Inleidend wordt gesteld:
“Het college heeft in een brief aan de Raad van 6 september jongstleden (kenmerk 16bb6662) een verregaande samenwerking voorgesteld tussen het Wereldmuseum in Rotterdam en het Nationaal Museum van Wereldculturen (NMVW) in de cultuurplanperiode 2017-2020. De Partij voor de Dieren heeft altijd gezegd: zoek geen praktische maar een inhoudelijke oplossing. Wij zijn voorstander van een gelijkwaardig partnerschap in de eventuele samenwerking met het NMVW met een gedegen borging van het Rotterdamse profiel met betrekking tot inhoudelijk beleid, onderzoek, tentoonstellingen, collectievorming en een eigen presentatiebudget.
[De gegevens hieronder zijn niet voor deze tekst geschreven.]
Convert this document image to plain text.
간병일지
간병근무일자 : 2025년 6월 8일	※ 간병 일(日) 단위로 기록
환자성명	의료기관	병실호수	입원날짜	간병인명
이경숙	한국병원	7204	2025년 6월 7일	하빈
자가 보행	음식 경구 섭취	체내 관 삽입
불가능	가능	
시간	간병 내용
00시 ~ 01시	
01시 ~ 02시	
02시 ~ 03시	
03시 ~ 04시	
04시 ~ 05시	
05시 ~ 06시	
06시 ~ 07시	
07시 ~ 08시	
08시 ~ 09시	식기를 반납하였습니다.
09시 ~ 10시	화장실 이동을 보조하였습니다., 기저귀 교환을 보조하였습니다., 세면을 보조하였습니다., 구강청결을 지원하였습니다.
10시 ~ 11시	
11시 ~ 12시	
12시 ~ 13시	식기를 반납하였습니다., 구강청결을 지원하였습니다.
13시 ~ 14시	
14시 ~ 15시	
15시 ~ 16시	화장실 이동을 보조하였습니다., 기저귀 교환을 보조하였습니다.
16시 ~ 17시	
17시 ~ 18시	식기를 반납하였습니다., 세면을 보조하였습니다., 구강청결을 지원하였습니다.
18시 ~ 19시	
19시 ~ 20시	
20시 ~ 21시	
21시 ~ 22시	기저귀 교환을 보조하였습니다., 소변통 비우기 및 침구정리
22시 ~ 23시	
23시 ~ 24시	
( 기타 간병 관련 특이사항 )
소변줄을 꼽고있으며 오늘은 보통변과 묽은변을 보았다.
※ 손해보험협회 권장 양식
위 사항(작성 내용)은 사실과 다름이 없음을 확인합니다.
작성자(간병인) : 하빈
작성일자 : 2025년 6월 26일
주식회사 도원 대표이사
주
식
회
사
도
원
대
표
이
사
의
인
De gemeente Rotterdam financiert het Wereldmuseum immers met twintig miljoen gemeentelijke subsidie tijdens voornoemde cultuurplanperiode en is tevens eigenaar van de collectie.
In de brief schrijft het college dat het NMVW beschikt over grote inhoudelijke kennis. Wij willen daar meer over weten, aangezien het sterk verband houdt met het zoeken naar een inhoudelijke oplossing voor de problemen bij het Wereldmuseum. ”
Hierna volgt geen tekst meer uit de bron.